Back in the 1880s, granite merchant Alexander Macdonald endowed a bequest for the purchase of art no more than 25 years old. This was close to revolutionary at the time, and means that Aberdeen has been collecting contemporary art for 130 years.
So, on the foundations of its fine 19th century collection, it has built a major 20th century one: Paul Nash, Stanley Spence, Barbara Hepworth, Bridget Riley, Lucien Freud. Thanks to Macdonald’s stipulation, the gallery was able to buy these artists when major works were still available and prices had not rocketed to present-day levels.
The Victorian painters who first wowed me are still here: William Dyce, Joseph Farquharson, Edwin Landseer, Guthrie’s goose-girl, George Hitchcock’s Maternité, Lavery’s The Tennis Party (currently on display with The Ferryman by William Stott of Oldham, on loan from the Tate). One room pairs European 19th century works with Scottish ones to show the common themes: Fantin-Latour and Leslie Hunter, Daubigny and George Reid, Monet and McTaggart. This collection has such riches they come at you almost casually.
The rooms are arranged according to theme, following particular strands through art history. A room of portraits starts with Ramsay, Raeburn and Reynolds, moving through Wilkie and Rosetti to Cowie, Eardley, a bust of MacDiarmid by Benno Schotz and Freud’s Pope I, Study after Pope Innocent by Velazquez. A room called “Shoreline” has the painters one might expect – Eardley, McTaggart – but also Will Maclean, Dalziel + Scullion and a wall of prints by Ian Hamilton Finlay.
A room of abstracts has Bridget Riley, Jon Schueler, Patrick Heron and Callum Innes. One themed on the human form, and containing only work made in the last 30 years, has Alison Watt, Jim Lambie, Kenny Hunter, Gavin Turk’s memorable Habitat, as well as works by Gilbert & George and the Chapman Brothers. In the Sculpture Court, along with Hepworth and Epstein, are Christine Borland, Lucy Skaer and Tracey Emin.
I hope you’re getting the picture. While many regional galleries no longer have the budget to collect contemporary art, Aberdeen – thanks to Macdonald’s legacy – continues to grow its collection. And there’s not enough space here to go into the decorative arts, jewellery, crafts and textiles, examples of which are also on show.
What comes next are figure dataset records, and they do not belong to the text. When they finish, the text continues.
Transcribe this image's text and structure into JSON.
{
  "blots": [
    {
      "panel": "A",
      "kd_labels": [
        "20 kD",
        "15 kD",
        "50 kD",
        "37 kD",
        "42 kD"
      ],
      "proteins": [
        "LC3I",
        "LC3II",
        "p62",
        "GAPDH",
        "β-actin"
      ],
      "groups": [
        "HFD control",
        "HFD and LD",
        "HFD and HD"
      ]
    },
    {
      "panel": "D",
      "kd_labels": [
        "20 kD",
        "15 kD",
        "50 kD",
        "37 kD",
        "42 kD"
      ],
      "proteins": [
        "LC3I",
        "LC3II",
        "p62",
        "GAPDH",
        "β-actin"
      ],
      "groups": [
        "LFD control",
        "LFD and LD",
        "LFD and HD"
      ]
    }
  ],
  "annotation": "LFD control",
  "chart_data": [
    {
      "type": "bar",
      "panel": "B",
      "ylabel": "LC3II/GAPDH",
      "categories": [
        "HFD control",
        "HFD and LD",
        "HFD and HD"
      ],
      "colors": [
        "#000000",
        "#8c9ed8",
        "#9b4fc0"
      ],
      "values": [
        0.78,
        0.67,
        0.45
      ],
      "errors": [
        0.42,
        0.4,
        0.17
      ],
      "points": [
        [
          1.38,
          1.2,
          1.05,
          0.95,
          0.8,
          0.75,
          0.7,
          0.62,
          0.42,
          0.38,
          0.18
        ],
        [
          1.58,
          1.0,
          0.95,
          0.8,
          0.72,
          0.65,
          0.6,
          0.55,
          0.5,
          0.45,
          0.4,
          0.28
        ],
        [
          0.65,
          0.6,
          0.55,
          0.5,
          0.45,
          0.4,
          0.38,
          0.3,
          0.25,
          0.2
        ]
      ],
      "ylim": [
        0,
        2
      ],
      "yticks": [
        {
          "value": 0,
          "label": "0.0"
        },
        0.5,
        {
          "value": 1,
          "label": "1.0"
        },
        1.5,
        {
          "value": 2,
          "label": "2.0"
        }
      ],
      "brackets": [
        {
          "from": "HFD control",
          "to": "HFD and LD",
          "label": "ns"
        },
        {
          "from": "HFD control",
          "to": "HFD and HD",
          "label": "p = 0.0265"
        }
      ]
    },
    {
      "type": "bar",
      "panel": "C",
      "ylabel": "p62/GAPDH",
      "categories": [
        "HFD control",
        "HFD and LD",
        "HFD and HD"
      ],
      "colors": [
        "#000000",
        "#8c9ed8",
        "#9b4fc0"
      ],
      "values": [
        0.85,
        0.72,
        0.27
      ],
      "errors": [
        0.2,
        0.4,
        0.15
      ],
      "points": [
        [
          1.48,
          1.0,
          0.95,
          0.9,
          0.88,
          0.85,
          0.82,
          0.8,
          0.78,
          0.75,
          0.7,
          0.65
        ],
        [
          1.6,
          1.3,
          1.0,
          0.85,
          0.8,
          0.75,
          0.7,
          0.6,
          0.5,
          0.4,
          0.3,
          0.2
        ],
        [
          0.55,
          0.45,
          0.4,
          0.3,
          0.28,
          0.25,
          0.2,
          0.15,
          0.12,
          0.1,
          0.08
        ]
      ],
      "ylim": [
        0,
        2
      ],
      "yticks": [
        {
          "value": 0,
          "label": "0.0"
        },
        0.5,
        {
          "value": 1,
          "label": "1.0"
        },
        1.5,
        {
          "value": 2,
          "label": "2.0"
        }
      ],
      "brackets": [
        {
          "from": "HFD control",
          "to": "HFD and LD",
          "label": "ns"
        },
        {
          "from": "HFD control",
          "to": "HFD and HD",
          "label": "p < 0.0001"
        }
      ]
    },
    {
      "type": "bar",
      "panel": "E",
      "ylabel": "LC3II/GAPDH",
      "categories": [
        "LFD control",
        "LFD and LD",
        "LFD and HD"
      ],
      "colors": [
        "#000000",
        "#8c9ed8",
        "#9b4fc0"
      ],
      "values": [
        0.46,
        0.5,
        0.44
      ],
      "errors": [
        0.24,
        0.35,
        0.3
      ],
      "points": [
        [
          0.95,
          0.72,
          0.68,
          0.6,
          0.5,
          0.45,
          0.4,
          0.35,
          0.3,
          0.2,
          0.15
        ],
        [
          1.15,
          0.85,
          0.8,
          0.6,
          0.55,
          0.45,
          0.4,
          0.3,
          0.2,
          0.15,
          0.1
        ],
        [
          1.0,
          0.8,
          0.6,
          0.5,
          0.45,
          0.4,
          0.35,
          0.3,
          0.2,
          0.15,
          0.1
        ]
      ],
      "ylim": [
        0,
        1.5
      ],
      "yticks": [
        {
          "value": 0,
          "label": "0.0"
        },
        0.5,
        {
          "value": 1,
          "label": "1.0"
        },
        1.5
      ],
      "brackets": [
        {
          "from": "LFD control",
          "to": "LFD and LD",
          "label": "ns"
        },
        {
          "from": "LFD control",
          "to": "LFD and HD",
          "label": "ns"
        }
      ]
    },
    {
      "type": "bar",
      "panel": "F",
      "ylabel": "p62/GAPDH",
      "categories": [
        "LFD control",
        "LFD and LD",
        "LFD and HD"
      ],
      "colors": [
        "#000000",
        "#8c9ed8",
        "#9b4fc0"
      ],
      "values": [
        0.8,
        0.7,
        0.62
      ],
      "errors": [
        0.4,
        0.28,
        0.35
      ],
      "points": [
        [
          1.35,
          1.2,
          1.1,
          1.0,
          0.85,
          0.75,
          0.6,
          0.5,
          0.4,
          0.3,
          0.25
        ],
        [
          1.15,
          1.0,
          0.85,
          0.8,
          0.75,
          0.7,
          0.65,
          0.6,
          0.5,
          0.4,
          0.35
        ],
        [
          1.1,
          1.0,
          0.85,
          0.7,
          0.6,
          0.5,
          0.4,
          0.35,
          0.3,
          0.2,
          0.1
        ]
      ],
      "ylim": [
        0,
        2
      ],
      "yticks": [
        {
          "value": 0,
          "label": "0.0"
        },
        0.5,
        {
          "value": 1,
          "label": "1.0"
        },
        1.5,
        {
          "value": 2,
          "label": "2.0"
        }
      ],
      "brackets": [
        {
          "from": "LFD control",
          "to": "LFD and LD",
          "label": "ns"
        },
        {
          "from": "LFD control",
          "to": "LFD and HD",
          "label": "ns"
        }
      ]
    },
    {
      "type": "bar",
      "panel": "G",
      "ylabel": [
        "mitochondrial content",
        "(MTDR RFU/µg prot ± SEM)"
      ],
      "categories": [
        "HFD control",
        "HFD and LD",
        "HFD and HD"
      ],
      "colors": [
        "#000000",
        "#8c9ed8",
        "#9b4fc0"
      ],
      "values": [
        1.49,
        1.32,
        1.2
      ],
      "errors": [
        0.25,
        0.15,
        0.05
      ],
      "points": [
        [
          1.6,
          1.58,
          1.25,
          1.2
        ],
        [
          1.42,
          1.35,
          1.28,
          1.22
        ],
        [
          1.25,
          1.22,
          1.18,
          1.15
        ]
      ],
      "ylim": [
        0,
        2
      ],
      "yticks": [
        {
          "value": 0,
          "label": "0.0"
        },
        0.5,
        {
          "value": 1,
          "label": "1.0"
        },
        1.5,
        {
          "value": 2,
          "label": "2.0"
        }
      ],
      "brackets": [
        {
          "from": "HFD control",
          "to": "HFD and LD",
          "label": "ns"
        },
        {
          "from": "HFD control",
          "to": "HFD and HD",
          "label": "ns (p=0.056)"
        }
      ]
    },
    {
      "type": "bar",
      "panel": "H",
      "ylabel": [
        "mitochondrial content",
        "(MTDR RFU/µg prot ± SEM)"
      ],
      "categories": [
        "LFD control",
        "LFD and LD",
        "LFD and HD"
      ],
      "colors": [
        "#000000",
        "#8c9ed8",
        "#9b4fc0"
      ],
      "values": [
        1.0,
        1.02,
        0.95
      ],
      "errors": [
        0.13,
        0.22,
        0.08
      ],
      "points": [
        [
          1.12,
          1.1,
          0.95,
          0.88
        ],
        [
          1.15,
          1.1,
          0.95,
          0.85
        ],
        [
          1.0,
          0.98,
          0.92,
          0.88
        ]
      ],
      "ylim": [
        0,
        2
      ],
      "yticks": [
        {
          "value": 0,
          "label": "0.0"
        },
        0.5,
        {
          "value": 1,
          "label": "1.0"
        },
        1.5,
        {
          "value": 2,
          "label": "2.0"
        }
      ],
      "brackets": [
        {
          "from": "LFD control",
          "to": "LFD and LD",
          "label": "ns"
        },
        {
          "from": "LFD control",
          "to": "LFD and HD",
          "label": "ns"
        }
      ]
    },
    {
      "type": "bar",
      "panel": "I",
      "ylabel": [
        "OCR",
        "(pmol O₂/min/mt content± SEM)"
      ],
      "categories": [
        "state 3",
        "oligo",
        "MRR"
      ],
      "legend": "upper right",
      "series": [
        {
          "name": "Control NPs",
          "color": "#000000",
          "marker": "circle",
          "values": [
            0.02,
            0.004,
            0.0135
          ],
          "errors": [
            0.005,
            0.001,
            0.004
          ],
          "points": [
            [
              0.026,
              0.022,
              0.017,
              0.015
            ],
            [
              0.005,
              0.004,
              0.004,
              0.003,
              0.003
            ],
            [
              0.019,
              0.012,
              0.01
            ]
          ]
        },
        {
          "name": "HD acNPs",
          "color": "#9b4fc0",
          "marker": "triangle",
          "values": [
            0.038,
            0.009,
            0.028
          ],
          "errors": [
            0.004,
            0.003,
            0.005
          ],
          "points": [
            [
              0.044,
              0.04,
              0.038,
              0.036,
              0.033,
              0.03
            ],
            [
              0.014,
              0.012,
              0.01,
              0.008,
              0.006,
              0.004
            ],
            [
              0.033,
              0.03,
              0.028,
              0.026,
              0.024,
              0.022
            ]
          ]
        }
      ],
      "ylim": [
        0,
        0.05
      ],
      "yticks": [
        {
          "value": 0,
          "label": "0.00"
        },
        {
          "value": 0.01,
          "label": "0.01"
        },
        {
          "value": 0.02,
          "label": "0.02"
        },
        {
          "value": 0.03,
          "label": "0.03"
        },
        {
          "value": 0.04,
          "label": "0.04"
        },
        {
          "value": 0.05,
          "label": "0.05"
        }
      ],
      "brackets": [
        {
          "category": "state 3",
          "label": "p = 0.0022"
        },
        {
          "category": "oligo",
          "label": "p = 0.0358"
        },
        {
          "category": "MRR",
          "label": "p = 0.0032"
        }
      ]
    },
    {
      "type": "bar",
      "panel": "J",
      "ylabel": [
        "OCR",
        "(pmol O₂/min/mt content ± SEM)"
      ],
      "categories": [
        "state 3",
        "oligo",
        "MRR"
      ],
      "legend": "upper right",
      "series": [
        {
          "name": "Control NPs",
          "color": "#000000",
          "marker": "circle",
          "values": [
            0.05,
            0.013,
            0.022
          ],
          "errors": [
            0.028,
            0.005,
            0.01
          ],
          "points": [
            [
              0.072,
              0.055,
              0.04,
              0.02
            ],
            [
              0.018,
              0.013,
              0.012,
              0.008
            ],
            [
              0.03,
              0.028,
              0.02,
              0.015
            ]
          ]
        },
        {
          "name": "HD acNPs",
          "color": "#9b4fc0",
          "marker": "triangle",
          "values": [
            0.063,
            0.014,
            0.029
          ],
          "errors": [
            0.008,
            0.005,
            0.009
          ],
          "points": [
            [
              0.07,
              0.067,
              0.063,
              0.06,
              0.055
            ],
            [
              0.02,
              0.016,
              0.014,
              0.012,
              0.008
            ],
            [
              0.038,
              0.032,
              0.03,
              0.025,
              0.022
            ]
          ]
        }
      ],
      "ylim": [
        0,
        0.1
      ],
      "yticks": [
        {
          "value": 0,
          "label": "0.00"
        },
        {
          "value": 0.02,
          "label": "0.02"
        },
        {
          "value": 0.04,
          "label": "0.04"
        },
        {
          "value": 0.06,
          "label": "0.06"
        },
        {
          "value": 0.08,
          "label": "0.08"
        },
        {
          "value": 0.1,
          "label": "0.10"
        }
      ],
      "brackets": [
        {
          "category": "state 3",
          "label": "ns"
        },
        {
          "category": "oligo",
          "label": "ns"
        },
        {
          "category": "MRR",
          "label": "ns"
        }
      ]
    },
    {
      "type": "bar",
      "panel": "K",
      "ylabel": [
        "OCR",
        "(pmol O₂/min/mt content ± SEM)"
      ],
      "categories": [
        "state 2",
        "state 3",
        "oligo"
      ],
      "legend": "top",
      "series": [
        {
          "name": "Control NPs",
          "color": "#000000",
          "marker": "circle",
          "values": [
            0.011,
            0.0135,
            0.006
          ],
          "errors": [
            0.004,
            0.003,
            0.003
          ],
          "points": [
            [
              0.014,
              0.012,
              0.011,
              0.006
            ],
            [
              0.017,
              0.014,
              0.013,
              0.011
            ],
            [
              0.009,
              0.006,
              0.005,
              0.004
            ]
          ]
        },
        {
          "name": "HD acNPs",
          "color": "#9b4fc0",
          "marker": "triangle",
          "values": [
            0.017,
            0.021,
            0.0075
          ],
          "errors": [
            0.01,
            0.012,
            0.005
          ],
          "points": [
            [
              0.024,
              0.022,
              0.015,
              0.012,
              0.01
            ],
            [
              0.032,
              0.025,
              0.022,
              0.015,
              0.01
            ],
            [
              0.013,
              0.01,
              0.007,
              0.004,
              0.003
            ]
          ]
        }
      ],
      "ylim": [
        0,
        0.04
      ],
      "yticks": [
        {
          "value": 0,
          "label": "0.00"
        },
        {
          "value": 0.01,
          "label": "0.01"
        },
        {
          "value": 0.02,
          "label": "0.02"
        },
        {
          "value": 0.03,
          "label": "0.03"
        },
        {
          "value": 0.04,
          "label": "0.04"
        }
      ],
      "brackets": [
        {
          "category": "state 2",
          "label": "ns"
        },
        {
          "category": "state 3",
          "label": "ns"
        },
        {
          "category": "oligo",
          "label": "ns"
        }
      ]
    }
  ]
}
There’s a great deal of creativity in how the works have been arranged, and there are plenty of surprises: a room themed on Victoria and Albert also includes Rachel Mclean’s film, The Lion and the Unicorn, made in 2014 at the time of the independence referendum. And it is a joy to find a room which builds on the work of the 2016 National Galleries’ Modern Scottish Women show, with work by Dorothy Johnstone (who lived for many years in Aberdeen) and Cecile Walton among others.
A great deal of time has been devoted to the buzzword of accessibility with touchscreen displays and interactive exhibits aplenty. Part of me wonders if they are trying too hard. A collection of this calibre will find its audience.
But another part of me wants this gallery to be accessible. Heck, part of me wants to drag people in off the street to see what has been achieved here. If this collection was in London, people would be queueing to get in. It’s time that Aberdeen Art Gallery got the recognition it deserves and I hope – with a wise and clever redevelopment – it will do just that.